大腸炎について
大腸炎とは、食べ物の水分を吸収して便をつくる臓器である大腸に、炎症が起きた状態を指します。炎症とは体の一部が赤く腫れたり、痛みが出たりする反応のことです。大腸炎には、軽い症状で自然に治るものから、長期間の治療が必要なものまでさまざまなケースがあります。原因も細菌やウイルスによる感染、ストレス、自己免疫の異常など多岐にわたります。
大腸炎は子どもから高齢者まで幅広い年齢層で起こり得る病気です。症状が似ていても原因や治療法が異なるため、医療機関による正確な診断が重要です。ここでは、大腸炎の症状、原因、種類、治療法について詳しく解説します。
大腸炎の主な症状
大腸炎の症状は、炎症の程度や原因によって異なります。放置すると悪化する恐れがあるため、以下の症状に注意してください。

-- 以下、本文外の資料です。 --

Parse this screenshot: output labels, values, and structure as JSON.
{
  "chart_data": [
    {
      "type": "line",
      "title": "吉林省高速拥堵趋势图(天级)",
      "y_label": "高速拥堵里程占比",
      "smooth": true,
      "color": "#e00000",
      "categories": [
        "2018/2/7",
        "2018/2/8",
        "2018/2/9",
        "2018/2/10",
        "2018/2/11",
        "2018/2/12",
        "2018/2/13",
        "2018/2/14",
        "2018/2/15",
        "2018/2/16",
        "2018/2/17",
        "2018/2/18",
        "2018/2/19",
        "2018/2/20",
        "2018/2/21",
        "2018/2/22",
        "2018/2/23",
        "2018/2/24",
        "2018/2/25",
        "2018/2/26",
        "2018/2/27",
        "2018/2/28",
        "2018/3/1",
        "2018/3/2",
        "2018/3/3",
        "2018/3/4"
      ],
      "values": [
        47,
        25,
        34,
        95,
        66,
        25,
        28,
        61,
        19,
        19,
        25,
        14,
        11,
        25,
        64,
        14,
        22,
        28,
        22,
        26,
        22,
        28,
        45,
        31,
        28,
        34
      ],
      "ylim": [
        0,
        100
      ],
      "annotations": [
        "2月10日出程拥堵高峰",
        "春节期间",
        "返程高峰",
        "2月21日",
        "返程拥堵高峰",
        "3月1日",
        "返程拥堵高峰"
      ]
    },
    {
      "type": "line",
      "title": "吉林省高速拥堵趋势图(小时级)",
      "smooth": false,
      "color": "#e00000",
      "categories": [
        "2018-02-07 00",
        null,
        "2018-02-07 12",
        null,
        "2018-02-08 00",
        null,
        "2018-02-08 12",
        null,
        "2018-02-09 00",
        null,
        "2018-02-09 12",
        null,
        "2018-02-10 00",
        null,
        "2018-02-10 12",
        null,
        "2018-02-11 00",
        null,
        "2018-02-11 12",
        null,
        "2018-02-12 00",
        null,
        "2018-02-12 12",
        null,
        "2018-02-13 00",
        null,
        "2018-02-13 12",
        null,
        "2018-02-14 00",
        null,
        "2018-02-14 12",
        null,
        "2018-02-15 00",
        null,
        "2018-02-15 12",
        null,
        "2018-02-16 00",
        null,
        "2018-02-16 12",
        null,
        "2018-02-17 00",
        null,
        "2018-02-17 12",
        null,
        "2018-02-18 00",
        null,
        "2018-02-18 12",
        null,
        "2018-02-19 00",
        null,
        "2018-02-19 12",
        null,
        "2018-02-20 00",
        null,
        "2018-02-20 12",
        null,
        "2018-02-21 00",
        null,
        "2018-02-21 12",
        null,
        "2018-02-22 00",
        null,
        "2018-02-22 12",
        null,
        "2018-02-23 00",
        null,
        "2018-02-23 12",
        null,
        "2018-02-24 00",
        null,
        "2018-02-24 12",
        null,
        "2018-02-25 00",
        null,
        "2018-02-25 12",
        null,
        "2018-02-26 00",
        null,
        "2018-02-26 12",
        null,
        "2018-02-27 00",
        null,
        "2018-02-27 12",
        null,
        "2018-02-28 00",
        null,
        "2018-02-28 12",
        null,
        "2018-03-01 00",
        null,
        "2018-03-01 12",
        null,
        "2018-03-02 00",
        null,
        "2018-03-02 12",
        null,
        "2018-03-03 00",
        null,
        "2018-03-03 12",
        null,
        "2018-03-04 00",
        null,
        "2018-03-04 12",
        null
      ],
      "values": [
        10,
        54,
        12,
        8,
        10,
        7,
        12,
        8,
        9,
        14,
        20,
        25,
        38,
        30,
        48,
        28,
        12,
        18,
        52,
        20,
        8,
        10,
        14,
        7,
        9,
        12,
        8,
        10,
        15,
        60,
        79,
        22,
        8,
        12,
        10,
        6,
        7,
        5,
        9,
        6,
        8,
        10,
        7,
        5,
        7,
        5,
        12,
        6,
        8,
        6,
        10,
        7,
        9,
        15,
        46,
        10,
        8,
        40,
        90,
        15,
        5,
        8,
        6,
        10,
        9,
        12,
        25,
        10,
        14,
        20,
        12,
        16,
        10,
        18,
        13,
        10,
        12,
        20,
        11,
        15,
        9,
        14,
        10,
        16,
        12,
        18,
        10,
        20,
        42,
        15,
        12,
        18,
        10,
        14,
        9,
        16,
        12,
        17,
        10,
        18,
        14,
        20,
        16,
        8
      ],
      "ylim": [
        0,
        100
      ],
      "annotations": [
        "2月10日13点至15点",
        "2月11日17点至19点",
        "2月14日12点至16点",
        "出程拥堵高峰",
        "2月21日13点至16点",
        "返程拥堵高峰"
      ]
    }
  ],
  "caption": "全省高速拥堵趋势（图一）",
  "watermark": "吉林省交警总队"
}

| 腹痛 | お腹がしくしく痛む、差し込むように痛むなどさまざまですが、特に左下腹部に痛みが出やすい傾向があります。 |
|---|---|
| 下痢・血便 | 水のような便や排便回数の増加がみられます。炎症が強い場合は、便に粘液や血が混じることもあります。 |
| 発熱 | 体が細菌やウイルスと戦っているサインとして、発熱を伴うことがあります。 |
| 倦怠感 | 体がだるい、疲れやすいといった全身症状が現れる場合があります。 |
| 食欲低下 | お腹の不調が続くことで、食欲が落ちることがあります。 |
これらの症状が続く場合や、明らかに血が混じった便が出る場合は、早めに医療機関を受診しましょう。
大腸炎を引き起こす主な原因
大腸炎の原因は、大きく分けて以下の5つのカテゴリーに分類されます。
| 感染性 | サルモネラやカンピロバクターなどの細菌、ウイルス、寄生虫が原因です。汚染された食べ物などから感染します。 |
|---|---|
| 薬剤性 | 抗生物質などの服用により、腸内環境のバランスが乱れることで炎症が引き起こされます。 |
| 炎症性腸疾患 | 自己免疫の異常が関係していると考えられており、慢性的な炎症が続きます。遺伝や環境要因も指摘されています。 |
| 虚血性 | 大腸への血流が一時的に滞ることで起こります。血管の老化などが関与するため、高齢者に多くみられます。 |
| ストレス・習慣 | 過度なストレスや不規則な生活が腸の動きを乱し、粘膜に負担をかける原因となります。 |
大腸炎の種類とその特徴
大腸炎にはいくつかの種類があり、それぞれ経過や注意点が異なります。
感染性大腸炎
食中毒などでよく見られるタイプで、急激な下痢や腹痛が特徴です。原因となる病原体が体外へ排出されることで、多くの場合、症状は速やかに改善に向かいます。
潰瘍性大腸炎
大腸の粘膜に潰瘍(ただれ)ができる病気で、慢性的に続くのが特徴です。症状が落ち着く時期と悪化する時期を繰り返すため、継続的な管理が必要です。
潰瘍性大腸炎について詳しくはこちら
クローン病
大腸だけでなく、口から肛門までのあらゆる消化管に炎症が起こる可能性がある病気です。10代〜20代の若い世代に発症しやすい傾向があります。
虚血性大腸炎
突然の激しい腹痛と、その後に続く血便が典型的な症状です。一時的な血流障害が原因であり、適切な処置によって比較的短期間で回復します。
原因に応じた大腸炎の治療法
大腸炎の治療は、その原因を取り除くことと、症状を和らげることを並行して行います。
感染性大腸炎の治療
- 水分補給を十分に行い、脱水を防ぎます。
- 基本は安静に過ごし、必要に応じて抗菌薬を使用します。
- 通常は数日から1週間程度で回復します。
潰瘍性大腸炎・クローン病の治療
- 炎症を抑えるための抗炎症薬を服用します。
- 症状に応じて、免疫調整薬や生物学的製剤などの高度な治療を行います。
- 再発を防ぐため、長期的な定期通院が不可欠です。
虚血性大腸炎の治療
- 腸を休ませるために安静を保ち、点滴による水分補給を行います。
- 症状が重い場合には入院が必要となることもありますが、多くは数週間以内に改善します。
日常生活でのケア
再発防止や腸の健康維持のためには、規則正しい食事と十分な睡眠が欠かせません。ストレスを溜め込まない生活を心がけ、腸への負担を軽減させましょう。